While it may not exist, parents want perfection for their children when it comes to all aspects of growing up from physical development to learning to social interaction. When a child has a hip or joint abnormality, it can be a trying time for parents and a scary time for the child as both learn about the problem and how to best treat it.
Hips and Joints
The hip is the ball and socket joint at the top of the leg where the thigh bone and pelvic bone meet. They are called ball and socket joints since the top of the thigh moves within a small almost cup like space in the hip. Hips are normally stable joints unless there is an underlying medical condition. Joints can be found on any part of the body where two bones come together.
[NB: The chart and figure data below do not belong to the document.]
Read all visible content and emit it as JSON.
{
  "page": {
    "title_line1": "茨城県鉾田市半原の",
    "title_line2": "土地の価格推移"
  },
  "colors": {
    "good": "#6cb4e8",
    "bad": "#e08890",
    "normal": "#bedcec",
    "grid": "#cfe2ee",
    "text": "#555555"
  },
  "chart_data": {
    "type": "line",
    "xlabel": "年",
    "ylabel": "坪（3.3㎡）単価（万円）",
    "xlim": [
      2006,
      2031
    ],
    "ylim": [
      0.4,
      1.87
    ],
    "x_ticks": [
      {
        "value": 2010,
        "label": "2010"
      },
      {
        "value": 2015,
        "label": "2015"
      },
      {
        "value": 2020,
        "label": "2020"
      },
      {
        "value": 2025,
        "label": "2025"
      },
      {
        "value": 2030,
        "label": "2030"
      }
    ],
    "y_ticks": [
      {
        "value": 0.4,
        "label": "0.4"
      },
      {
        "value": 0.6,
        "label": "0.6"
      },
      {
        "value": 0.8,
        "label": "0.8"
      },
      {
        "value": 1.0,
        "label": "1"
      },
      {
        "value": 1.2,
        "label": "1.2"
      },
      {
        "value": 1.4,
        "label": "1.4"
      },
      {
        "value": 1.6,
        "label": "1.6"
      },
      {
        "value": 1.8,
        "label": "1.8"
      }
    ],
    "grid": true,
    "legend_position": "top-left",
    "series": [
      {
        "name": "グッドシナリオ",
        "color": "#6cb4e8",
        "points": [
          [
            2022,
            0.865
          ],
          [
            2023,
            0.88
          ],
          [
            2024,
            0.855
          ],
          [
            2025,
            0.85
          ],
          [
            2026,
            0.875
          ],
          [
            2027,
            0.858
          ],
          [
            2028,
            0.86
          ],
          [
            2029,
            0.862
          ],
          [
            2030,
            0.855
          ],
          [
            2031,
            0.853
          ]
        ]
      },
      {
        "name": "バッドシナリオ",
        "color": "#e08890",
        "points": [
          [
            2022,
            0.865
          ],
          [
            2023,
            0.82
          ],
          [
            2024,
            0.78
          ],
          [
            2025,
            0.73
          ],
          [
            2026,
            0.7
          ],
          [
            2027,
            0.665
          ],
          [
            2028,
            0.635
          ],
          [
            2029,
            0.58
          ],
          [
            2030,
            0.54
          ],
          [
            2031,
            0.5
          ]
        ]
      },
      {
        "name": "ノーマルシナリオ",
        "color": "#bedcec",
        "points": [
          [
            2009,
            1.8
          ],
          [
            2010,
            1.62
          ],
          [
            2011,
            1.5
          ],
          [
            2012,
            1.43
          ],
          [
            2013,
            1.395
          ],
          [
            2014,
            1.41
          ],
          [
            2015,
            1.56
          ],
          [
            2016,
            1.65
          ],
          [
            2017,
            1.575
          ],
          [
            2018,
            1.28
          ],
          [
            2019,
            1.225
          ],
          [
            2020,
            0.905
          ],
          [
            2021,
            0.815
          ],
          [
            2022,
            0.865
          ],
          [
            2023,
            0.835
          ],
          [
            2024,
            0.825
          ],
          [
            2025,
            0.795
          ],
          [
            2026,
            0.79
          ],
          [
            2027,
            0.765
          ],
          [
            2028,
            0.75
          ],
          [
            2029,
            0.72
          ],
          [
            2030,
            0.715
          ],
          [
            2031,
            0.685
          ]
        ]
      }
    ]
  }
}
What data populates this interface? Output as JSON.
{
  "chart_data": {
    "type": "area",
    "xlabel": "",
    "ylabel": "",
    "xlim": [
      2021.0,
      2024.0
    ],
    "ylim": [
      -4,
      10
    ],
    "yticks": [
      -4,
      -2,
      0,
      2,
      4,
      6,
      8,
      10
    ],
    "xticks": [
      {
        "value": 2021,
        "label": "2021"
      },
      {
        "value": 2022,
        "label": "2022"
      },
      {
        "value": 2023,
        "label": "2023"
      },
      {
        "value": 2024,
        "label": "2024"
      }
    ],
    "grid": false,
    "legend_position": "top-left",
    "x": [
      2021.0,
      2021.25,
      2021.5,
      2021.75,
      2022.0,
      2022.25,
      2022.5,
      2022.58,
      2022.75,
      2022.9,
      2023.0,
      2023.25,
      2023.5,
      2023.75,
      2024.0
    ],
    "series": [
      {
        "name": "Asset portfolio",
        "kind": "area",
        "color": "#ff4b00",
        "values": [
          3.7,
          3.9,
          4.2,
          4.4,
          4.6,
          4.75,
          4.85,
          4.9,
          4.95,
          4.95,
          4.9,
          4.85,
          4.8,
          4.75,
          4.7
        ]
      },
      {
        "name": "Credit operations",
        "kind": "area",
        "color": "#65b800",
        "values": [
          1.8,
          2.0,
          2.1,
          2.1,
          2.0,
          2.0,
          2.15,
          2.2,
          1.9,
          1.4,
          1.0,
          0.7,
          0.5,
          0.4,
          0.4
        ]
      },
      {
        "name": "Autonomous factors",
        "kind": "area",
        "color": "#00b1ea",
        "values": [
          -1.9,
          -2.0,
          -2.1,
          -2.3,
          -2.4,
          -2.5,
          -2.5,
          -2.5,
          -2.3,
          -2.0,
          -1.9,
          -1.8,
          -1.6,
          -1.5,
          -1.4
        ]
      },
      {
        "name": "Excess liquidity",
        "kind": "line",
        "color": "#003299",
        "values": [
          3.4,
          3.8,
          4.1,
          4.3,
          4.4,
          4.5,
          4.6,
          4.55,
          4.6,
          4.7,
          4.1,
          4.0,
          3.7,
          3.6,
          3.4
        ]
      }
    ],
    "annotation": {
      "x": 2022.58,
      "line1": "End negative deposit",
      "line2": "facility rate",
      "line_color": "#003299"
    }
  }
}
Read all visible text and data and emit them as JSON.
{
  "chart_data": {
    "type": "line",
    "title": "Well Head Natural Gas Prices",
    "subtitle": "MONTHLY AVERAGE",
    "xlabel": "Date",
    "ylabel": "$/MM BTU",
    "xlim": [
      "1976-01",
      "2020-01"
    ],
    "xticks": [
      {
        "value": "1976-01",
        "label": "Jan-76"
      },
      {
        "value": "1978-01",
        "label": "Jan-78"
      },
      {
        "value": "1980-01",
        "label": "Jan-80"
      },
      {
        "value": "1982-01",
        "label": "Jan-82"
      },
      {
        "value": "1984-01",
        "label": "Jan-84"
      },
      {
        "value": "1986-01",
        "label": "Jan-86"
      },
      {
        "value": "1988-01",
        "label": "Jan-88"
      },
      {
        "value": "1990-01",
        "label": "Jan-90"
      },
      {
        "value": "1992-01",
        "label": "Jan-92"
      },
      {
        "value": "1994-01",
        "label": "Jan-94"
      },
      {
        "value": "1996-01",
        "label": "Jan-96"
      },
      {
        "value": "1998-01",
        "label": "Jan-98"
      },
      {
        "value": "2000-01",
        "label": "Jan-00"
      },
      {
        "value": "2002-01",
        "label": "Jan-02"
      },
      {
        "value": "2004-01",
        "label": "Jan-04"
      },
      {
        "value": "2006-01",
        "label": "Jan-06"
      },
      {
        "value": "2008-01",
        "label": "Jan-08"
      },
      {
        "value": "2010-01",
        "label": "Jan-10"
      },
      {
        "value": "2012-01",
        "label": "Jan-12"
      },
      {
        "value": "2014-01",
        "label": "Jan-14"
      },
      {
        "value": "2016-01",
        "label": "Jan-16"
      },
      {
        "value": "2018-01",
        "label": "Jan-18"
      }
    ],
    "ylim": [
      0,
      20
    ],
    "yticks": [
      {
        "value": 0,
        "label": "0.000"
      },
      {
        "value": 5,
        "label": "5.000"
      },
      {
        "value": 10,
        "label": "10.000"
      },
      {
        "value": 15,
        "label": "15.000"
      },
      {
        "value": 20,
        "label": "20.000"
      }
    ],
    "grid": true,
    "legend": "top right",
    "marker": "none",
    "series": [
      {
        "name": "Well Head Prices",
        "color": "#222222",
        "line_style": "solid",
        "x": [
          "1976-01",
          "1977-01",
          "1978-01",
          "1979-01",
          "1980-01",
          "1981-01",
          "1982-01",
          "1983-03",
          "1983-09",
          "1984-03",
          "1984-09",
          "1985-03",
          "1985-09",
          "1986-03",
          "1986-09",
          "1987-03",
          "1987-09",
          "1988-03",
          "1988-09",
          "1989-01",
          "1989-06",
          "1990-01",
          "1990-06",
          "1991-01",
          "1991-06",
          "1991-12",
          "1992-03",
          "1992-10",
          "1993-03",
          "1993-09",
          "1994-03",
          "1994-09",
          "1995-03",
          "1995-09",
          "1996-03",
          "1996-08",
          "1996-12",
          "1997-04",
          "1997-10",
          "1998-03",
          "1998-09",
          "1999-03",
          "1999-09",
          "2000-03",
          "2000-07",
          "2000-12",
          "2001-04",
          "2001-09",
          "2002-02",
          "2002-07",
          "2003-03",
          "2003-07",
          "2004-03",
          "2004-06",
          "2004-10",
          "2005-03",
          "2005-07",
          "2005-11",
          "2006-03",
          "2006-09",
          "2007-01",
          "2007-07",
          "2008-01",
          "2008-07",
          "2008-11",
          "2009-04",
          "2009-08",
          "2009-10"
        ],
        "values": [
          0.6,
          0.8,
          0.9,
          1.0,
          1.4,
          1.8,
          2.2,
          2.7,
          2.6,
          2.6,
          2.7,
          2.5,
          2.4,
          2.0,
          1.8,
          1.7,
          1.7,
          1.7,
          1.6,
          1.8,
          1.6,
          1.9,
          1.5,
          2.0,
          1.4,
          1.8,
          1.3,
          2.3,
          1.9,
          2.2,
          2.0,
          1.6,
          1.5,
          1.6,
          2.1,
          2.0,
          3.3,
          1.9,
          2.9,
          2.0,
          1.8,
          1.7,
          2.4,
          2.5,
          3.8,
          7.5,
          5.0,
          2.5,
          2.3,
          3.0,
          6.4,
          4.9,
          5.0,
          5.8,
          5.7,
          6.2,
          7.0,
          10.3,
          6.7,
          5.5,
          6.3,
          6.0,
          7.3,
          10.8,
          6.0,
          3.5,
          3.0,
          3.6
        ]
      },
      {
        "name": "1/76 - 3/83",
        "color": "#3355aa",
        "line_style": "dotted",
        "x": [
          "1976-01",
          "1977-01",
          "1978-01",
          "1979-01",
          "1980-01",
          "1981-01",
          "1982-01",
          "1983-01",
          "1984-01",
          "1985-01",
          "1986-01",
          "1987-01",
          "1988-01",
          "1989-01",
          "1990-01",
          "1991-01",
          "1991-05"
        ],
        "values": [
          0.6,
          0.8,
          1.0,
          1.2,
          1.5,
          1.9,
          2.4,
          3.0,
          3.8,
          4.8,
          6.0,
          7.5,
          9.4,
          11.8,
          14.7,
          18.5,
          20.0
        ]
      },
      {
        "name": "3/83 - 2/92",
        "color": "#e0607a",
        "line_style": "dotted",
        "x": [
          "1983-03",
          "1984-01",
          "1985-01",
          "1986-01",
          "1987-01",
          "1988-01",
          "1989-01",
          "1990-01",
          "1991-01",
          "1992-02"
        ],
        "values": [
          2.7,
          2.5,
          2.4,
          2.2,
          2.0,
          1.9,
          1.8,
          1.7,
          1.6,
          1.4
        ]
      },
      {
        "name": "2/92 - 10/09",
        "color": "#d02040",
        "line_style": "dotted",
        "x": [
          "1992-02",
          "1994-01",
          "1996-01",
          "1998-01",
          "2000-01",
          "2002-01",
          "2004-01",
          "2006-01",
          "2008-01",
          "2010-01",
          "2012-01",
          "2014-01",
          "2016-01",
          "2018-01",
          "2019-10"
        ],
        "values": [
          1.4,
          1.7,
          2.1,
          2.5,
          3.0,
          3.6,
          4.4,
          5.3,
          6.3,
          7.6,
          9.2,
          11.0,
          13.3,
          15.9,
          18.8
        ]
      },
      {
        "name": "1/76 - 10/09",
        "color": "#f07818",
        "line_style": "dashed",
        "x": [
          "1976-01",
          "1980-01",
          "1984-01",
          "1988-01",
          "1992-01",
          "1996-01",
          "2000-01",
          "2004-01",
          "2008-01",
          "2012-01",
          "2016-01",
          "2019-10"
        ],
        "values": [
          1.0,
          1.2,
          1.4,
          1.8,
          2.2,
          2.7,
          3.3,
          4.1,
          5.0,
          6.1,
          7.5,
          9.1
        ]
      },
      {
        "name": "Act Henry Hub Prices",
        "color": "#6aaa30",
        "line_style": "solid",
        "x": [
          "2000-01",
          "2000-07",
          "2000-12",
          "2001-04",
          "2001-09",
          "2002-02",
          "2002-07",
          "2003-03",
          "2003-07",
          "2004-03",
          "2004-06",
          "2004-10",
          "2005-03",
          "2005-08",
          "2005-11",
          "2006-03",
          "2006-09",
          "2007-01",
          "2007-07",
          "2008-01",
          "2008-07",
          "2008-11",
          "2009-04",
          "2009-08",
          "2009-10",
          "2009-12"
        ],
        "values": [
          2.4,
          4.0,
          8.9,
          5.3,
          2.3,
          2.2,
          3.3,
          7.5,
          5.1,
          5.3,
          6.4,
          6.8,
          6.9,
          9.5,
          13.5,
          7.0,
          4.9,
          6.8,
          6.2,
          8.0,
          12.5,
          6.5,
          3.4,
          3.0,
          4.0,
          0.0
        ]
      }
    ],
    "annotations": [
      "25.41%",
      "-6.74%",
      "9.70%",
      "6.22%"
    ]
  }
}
They can be immovable, slightly moveable and freely moveable.
Types of Abnormalities
According to the American Academy of Orthopedic Surgeons, a common hip abnormality in children is developmental dysplasia of the hip or DDH. This means the top of the thigh bone isn't held properly in the hip socket and the ligaments can be stretched or loosened. In children, the bone can be loose or it can be completely out of the socket. Joint abnormalities can present on any joint including the hip. The knees for example can present with genu varum, bow legs or genu valgum, knock-knee deformities. This means the kneed bow out or inward and both can cause osteoarthritis later in life.
Causes
Hip and joint abnormalities in children can be caused by problems during the pregnancy where the fetus does not develop properly. DDH can be hereditary and is seen more often in first born children or children who are born in the breech position. MedlinePlus states that children develop bow legs as a result of the way the legs were folded in the uterus during pregnancy. Bone dysplasia or Blount's disease can also cause bow legs. Knock knees are often the result of a disease that has already been diagnosed in the child.
Treatments
Treatment for DDH depends on how old the child is. Newborns may be placed in a Pavlik harness for 1 to 2 months to keep the thigh bone in place. Surgical treatments are available to place the thigh bone in the proper alignment. Children with bow legs should be evaluated every 6 months to determine if treatment is necessary. In severe cases, special shoes to rotate the feet the proper way are prescribed. Knock knees normally do not need treatment and resolve on their own as the child grows and learns to walk.
Considerations
Children are screened for DDH starting at the first exam as a newborn and then at each recommended check up. Sometimes DDH is not noticed at birth and is only diagnosed when the child starts walking. With proper physician observation, most children do not have long lasting problems with bow legs or knock knees.